98 Describe the findings in McCune-Albright syndrome. (▶ Fig. 13.9)

A

At least two of the following:

  1. Hyperfunction of endocrine glands (often manifest with precocious puberty)
  2. Cafe-au-lait spots (unilateral)
  3. Polyostotic fibrous dysplasia (which can manifest in the mandible/maxilla, among many other locations).
99
Q

99 What pathologic change gives rise to the characteristic mandibular swelling in cherubism?

A

In cherubism, bone in the mandible (and occasionally maxilla) is gradually replaced by multilocular cysts comprising vascular fibrous tissue with multinucleated giant cells. It is symmetric and usually self-limited and will frequently regress with the onset of puberty, often with total involution. Surgery is rarely warranted to treat ophthalmologic or orthodontic complications. Inheritance is autosomal dominant, with near complete penetrance in males.

100
Q

100 Describe the pathophysiology of osteitis deformans (Paget disease), and how is diagnosis made?

A

Paget disease arises from increased bone formation and resorption. Dense, sclerotic pagetoid bone will be disorganized and weak and may bend or fracture in earlier stages.

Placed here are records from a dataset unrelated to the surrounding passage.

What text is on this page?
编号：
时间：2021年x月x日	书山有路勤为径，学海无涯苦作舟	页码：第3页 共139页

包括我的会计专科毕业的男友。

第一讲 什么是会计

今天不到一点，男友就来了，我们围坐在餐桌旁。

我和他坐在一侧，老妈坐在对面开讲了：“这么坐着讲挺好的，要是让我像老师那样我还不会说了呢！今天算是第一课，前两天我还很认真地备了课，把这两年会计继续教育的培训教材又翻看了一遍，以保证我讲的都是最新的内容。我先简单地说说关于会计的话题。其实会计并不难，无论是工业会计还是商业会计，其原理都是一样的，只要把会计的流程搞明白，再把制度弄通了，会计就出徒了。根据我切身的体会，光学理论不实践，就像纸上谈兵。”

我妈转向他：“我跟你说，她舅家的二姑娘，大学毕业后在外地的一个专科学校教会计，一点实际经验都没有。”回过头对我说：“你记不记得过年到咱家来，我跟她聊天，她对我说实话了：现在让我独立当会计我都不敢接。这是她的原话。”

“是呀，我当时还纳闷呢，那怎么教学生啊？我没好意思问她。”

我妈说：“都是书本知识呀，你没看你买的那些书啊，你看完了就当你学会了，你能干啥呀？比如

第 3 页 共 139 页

Diagnosis is often delayed by the fact that patients are asymptomatic. Eventually, deep bone pain or characteristic enlargement of the skull, bowing of the legs, hearing loss, or fractures may bring the disease to the attention of the patient or clinician. Diagnosis is confirmed by radiographs, which demonstrate polyostotic or mosaicpatterned bone. Elevated serum alkaline phosphatase and urine hydroxyproline from increased bone turnover are also useful.